# is $10 phone fee, included in 1099?



## ATLrider (Oct 16, 2014)

Is the $10 phone fee, included in 1099?


----------



## Worcester Sauce (Aug 20, 2014)

ATLrider said:


> Is the $10 phone fee, included in 1099?


no...but I bet the $1 safe rider fee is


----------



## mp775 (Jun 26, 2014)

Neither is. 1099 income is what is in your check; the phone fee and safe ride are already deducted.


----------



## DjTim (Oct 18, 2014)

ATLrider said:


> Is the $10 phone fee, included in 1099?


You can claim the $10 dollars in your tax filings as a deduction. You would need to talk to your tax person or CPA on how to document the $10 dollar weekly fee.

1099 as a few others have stated are just non-taxed earnings statement(s). Because you are not an employee, you receive a 1099 versus a W2 for earnings because taxes have not been paid on your behalf.


----------



## mp775 (Jun 26, 2014)

No, you can't claim the $10 phone fee because it isn't included in your 1099 earnings.


----------



## Oc_DriverX (Apr 29, 2014)

One fee you may need to track and then deduct would be tolls. I do not know if Uber will separate them on your 1099. If they are included, you would need to track them so you can back them out of your earnings.


----------



## mp775 (Jun 26, 2014)

Yes, you need to track and deduct tolls, even if Uber reimburses you for them.


----------



## scrurbscrud (Sep 11, 2014)

ATLrider said:


> Is the $10 phone fee, included in 1099?

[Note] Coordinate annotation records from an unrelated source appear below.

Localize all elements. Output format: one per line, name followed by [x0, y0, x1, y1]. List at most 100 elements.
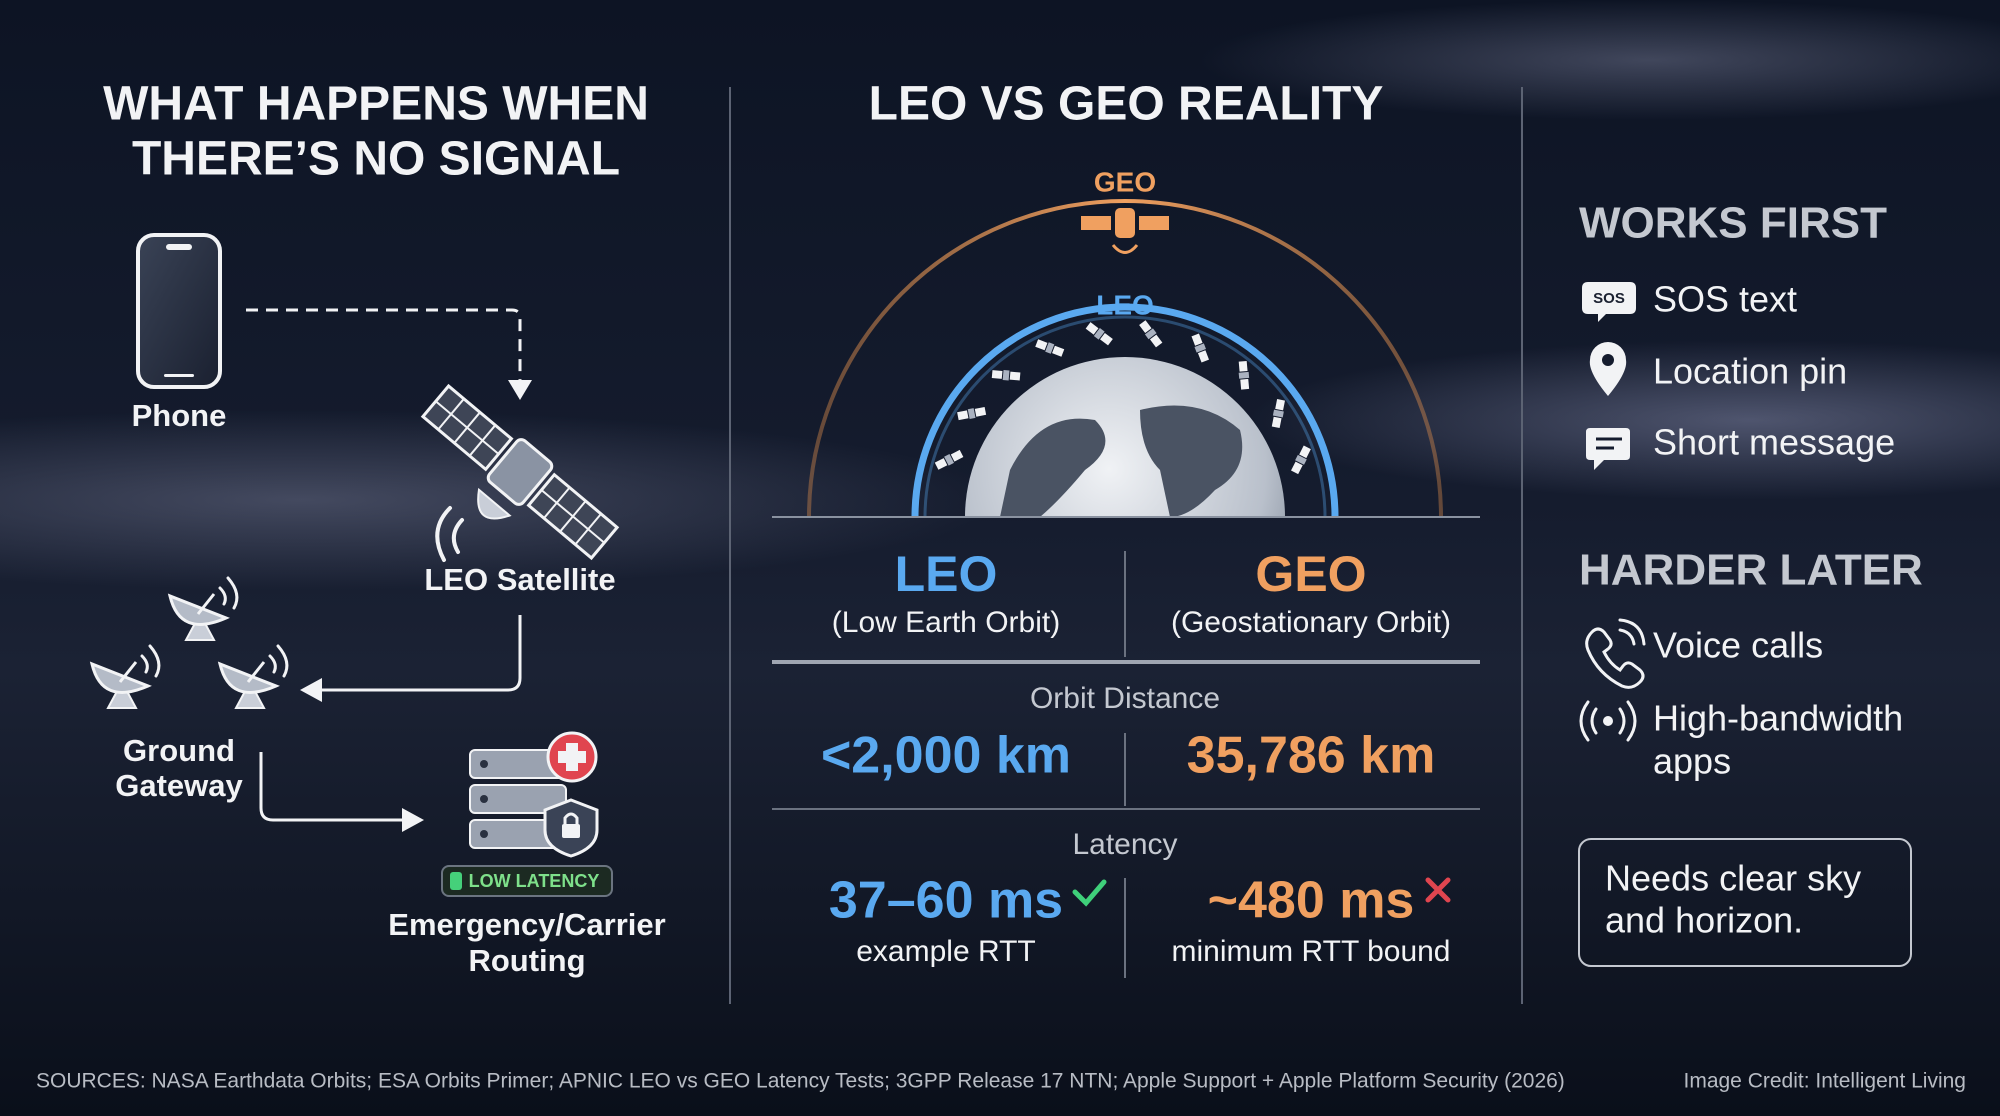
sos-icon [1582, 282, 1636, 322]
mini-satellite [1035, 339, 1065, 357]
mini-panel [1009, 371, 1021, 381]
mini-satellite [934, 449, 964, 470]
mini-body [1045, 342, 1055, 354]
server-led [480, 760, 488, 768]
row-note: minimum RTT bound [1172, 935, 1451, 968]
section-title: THERE’S NO SIGNAL [132, 133, 620, 186]
row-value: 37–60 ms [829, 872, 1063, 930]
dish-feed [196, 593, 216, 615]
leo-label: LEO [1096, 289, 1154, 320]
mini-panel [934, 458, 948, 470]
leo-orbit [911, 303, 1339, 518]
mini-panel [1275, 399, 1285, 411]
section-heading: HARDER LATER [1579, 546, 1923, 595]
mini-panel [1291, 461, 1303, 475]
lock [562, 824, 580, 838]
phone-label: Phone [132, 398, 227, 433]
background-glow [1200, 0, 2000, 120]
satellite-label: LEO Satellite [424, 562, 615, 597]
satellite-body [486, 438, 554, 506]
column-header: LEO [895, 546, 998, 602]
dashed-link [246, 308, 522, 385]
leo-orbit-glow [923, 315, 1327, 518]
mini-panel [991, 370, 1003, 379]
list-item: SOS text [1653, 279, 1797, 320]
mini-panel [950, 449, 964, 462]
mini-satellite [1238, 360, 1250, 390]
mini-panel [1238, 360, 1248, 372]
mini-body [1144, 328, 1157, 340]
dish [217, 661, 280, 694]
dish [89, 661, 152, 694]
geo-dish [1111, 244, 1139, 254]
mini-satellite [957, 406, 987, 421]
footer-sources: SOURCES: NASA Earthdata Orbits; ESA Orbi… [36, 1070, 1565, 1093]
badge [441, 865, 613, 897]
broadcast-waves [1579, 700, 1637, 742]
phone-notch [166, 244, 192, 250]
mini-satellite [1191, 333, 1209, 363]
note-text: and horizon. [1605, 900, 1803, 941]
row-value: ~480 ms [1208, 872, 1415, 930]
dish-base [106, 679, 138, 709]
section-title: LEO VS GEO REALITY [869, 78, 1384, 131]
arrow-head [508, 380, 532, 400]
footer-credit: Image Credit: Intelligent Living [1684, 1070, 1967, 1093]
continent [1000, 418, 1106, 517]
column-subtitle: (Geostationary Orbit) [1171, 606, 1451, 639]
mini-panel [1149, 334, 1163, 348]
mini-body [944, 454, 954, 466]
gateway-label: Gateway [115, 768, 243, 803]
call-waves [1618, 618, 1646, 646]
list-item: Voice calls [1653, 625, 1823, 666]
column-header: GEO [1255, 546, 1366, 602]
mini-panel [974, 406, 987, 417]
background-glow [0, 410, 1000, 590]
dish-waves [140, 644, 161, 678]
mini-body [1194, 343, 1206, 353]
mini-satellite [1291, 445, 1311, 475]
dish-feed [246, 661, 266, 683]
mini-panel [957, 410, 969, 421]
satellite-icon [420, 383, 620, 561]
mini-panel [1271, 416, 1282, 429]
mini-satellite [991, 370, 1021, 381]
mini-panel [1035, 339, 1048, 351]
mini-body [1272, 409, 1284, 418]
check-mark [1072, 879, 1107, 907]
section-heading: WORKS FIRST [1579, 199, 1887, 248]
continent [1140, 405, 1243, 517]
arrow-link [259, 752, 405, 822]
arrow-head [300, 678, 322, 702]
list-item: apps [1653, 741, 1731, 782]
mini-panel [1240, 378, 1250, 390]
mini-panel [1191, 333, 1203, 346]
note-box [1578, 838, 1912, 967]
dish-waves [268, 644, 289, 678]
badge-indicator [450, 872, 462, 890]
geo-panel [1139, 216, 1169, 230]
list-item: High-bandwidth [1653, 698, 1903, 739]
dish-base [234, 679, 266, 709]
row-label: Latency [1072, 828, 1177, 861]
mini-panel [1085, 322, 1099, 335]
mini-body [1002, 370, 1010, 381]
mini-panel [1052, 345, 1065, 357]
phone-icon [136, 233, 222, 389]
note-text: Needs clear sky [1605, 858, 1861, 899]
routing-label: Emergency/Carrier [388, 907, 665, 942]
dish-base [184, 611, 216, 641]
mini-panel [1197, 350, 1209, 363]
panel-grid [435, 400, 500, 455]
row-label: Orbit Distance [1030, 682, 1220, 715]
row-note: example RTT [856, 935, 1036, 968]
mini-body [1295, 454, 1307, 465]
mini-body [1238, 371, 1250, 379]
row-value: <2,000 km [821, 727, 1071, 785]
mini-satellite [1139, 320, 1163, 348]
dish [167, 593, 230, 626]
satellite-dish [477, 487, 512, 520]
server-led [480, 830, 488, 838]
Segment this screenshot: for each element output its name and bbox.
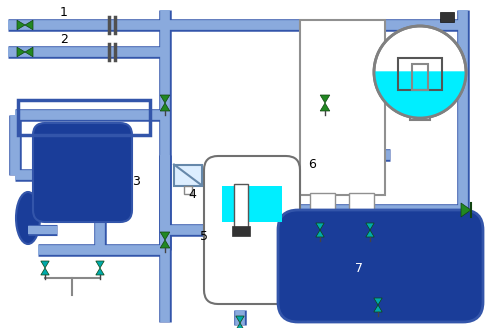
Bar [398, 58, 442, 90]
Polygon shape [316, 223, 324, 230]
Polygon shape [96, 268, 104, 275]
Polygon shape [374, 72, 466, 118]
Bar [184, 186, 192, 194]
Polygon shape [160, 95, 170, 103]
Polygon shape [160, 103, 170, 111]
Text: 1: 1 [60, 6, 68, 19]
Bar [234, 184, 248, 228]
Polygon shape [236, 323, 244, 328]
Text: 4: 4 [188, 188, 196, 201]
Polygon shape [41, 268, 49, 275]
Bar [222, 186, 282, 222]
FancyBboxPatch shape [33, 123, 132, 222]
Text: 6: 6 [308, 158, 316, 171]
Text: 3: 3 [132, 175, 140, 188]
Bar [349, 193, 374, 215]
Text: 5: 5 [200, 230, 208, 243]
FancyBboxPatch shape [278, 210, 483, 322]
FancyBboxPatch shape [204, 156, 300, 304]
Polygon shape [160, 240, 170, 248]
Circle shape [374, 26, 466, 118]
Bar [174, 165, 202, 186]
Bar [410, 104, 430, 120]
Polygon shape [374, 298, 382, 305]
Polygon shape [320, 103, 330, 111]
Text: 2: 2 [60, 33, 68, 46]
Polygon shape [17, 20, 25, 30]
Bar [300, 20, 385, 195]
Polygon shape [320, 95, 330, 103]
Polygon shape [316, 230, 324, 237]
Polygon shape [25, 47, 33, 57]
Bar [18, 100, 150, 135]
Ellipse shape [16, 192, 40, 244]
Polygon shape [160, 232, 170, 240]
Polygon shape [366, 223, 374, 230]
Polygon shape [374, 305, 382, 312]
Bar [232, 226, 250, 236]
Bar [440, 12, 454, 22]
Polygon shape [96, 261, 104, 268]
Polygon shape [17, 47, 25, 57]
Text: 7: 7 [355, 262, 363, 275]
Polygon shape [461, 203, 471, 217]
Bar [310, 193, 335, 215]
Bar [412, 64, 428, 90]
Polygon shape [41, 261, 49, 268]
Polygon shape [236, 316, 244, 323]
Polygon shape [25, 20, 33, 30]
Polygon shape [366, 230, 374, 237]
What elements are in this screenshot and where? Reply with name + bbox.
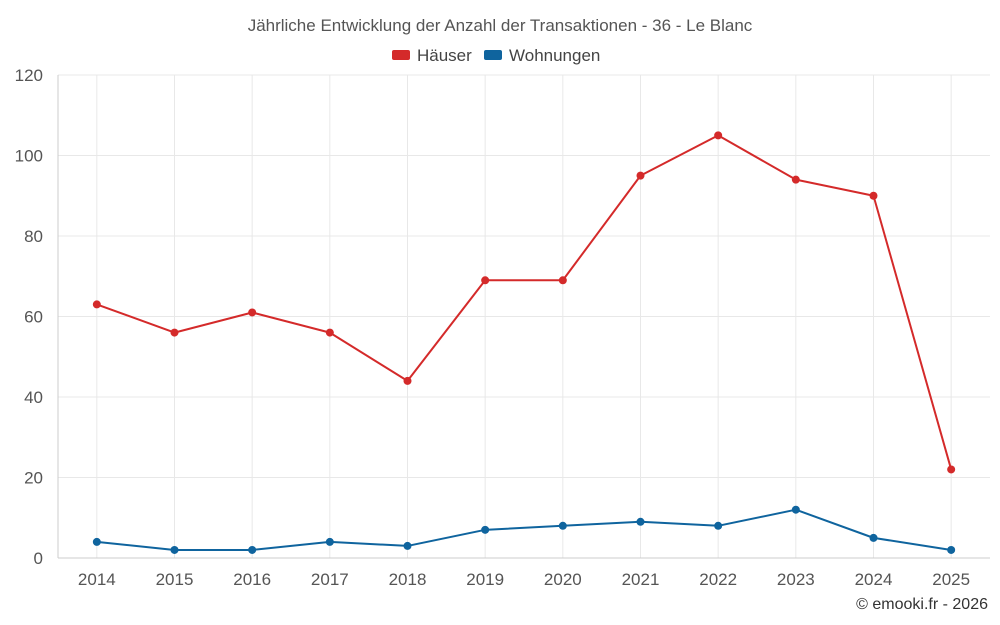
data-point-haeuser-2020[interactable] — [558, 276, 567, 285]
y-tick-label-100: 100 — [15, 147, 43, 166]
legend-item-haeuser[interactable]: Häuser — [392, 46, 472, 65]
data-point-haeuser-2022[interactable] — [714, 131, 723, 140]
data-point-haeuser-2023[interactable] — [791, 175, 800, 184]
data-point-haeuser-2017[interactable] — [325, 328, 334, 337]
series-layer — [92, 131, 956, 554]
data-point-haeuser-2014[interactable] — [92, 300, 101, 309]
legend-label-wohnungen: Wohnungen — [509, 46, 600, 65]
data-point-wohnungen-2018[interactable] — [403, 541, 412, 550]
data-point-haeuser-2018[interactable] — [403, 376, 412, 385]
x-tick-label-2020: 2020 — [544, 570, 582, 589]
data-point-wohnungen-2024[interactable] — [869, 533, 878, 542]
x-tick-label-2016: 2016 — [233, 570, 271, 589]
y-tick-label-80: 80 — [24, 227, 43, 246]
x-tick-label-2023: 2023 — [777, 570, 815, 589]
data-point-wohnungen-2023[interactable] — [791, 505, 800, 514]
x-tick-label-2014: 2014 — [78, 570, 116, 589]
data-point-haeuser-2024[interactable] — [869, 191, 878, 200]
legend-swatch-haeuser — [392, 50, 410, 60]
grid-layer — [58, 74, 990, 558]
chart-title: Jährliche Entwicklung der Anzahl der Tra… — [248, 16, 753, 35]
x-tick-label-2018: 2018 — [389, 570, 427, 589]
y-tick-label-120: 120 — [15, 66, 43, 85]
axis-layer: 0 20 40 60 80 100 120 2014 2015 2016 2017 2018 2019 2… — [15, 66, 990, 589]
series-line-wohnungen — [96, 508, 952, 551]
data-point-wohnungen-2015[interactable] — [170, 545, 179, 554]
x-tick-label-2019: 2019 — [466, 570, 504, 589]
x-tick-label-2022: 2022 — [699, 570, 737, 589]
data-point-haeuser-2015[interactable] — [170, 328, 179, 337]
series-line-haeuser — [96, 134, 953, 470]
legend-swatch-wohnungen — [484, 50, 502, 60]
y-tick-label-60: 60 — [24, 308, 43, 327]
data-point-wohnungen-2019[interactable] — [481, 525, 490, 534]
x-tick-label-2015: 2015 — [156, 570, 194, 589]
x-tick-label-2017: 2017 — [311, 570, 349, 589]
data-point-haeuser-2025[interactable] — [947, 465, 956, 474]
legend-label-haeuser: Häuser — [417, 46, 472, 65]
legend-item-wohnungen[interactable]: Wohnungen — [484, 46, 600, 65]
x-tick-label-2024: 2024 — [855, 570, 893, 589]
data-point-wohnungen-2017[interactable] — [325, 537, 334, 546]
data-point-wohnungen-2025[interactable] — [947, 545, 956, 554]
data-point-wohnungen-2016[interactable] — [248, 545, 257, 554]
data-point-haeuser-2019[interactable] — [481, 276, 490, 285]
y-tick-label-20: 20 — [24, 469, 43, 488]
data-point-haeuser-2016[interactable] — [248, 308, 257, 317]
legend: Häuser Wohnungen — [392, 46, 600, 65]
data-point-wohnungen-2020[interactable] — [558, 521, 567, 530]
data-point-wohnungen-2022[interactable] — [714, 521, 723, 530]
credit-text: © emooki.fr - 2026 — [856, 596, 988, 613]
data-point-wohnungen-2021[interactable] — [636, 517, 645, 526]
data-point-wohnungen-2014[interactable] — [92, 537, 101, 546]
y-tick-label-0: 0 — [34, 549, 43, 568]
data-point-haeuser-2021[interactable] — [636, 171, 645, 180]
y-tick-label-40: 40 — [24, 388, 43, 407]
x-tick-label-2025: 2025 — [932, 570, 970, 589]
x-tick-label-2021: 2021 — [622, 570, 660, 589]
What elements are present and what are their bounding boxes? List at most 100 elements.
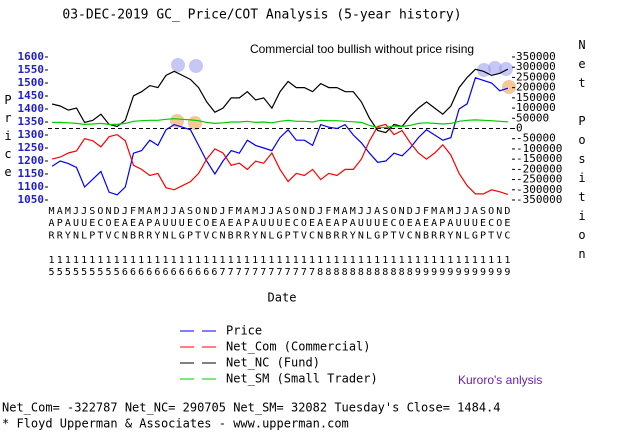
x-tick-label: FEB 18 <box>322 206 334 280</box>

The IRS, if you were ever checked, and they ARE hooked up to check your bank account IF they want to, will look at your GROSS RECEIPTS from Rasier or whoever is paying you if another co.

and yeah, please report. There is enuf risk exposure to you UberX'ers without getting the IRS on your ass. If you want real trouble that's where to find it.


----------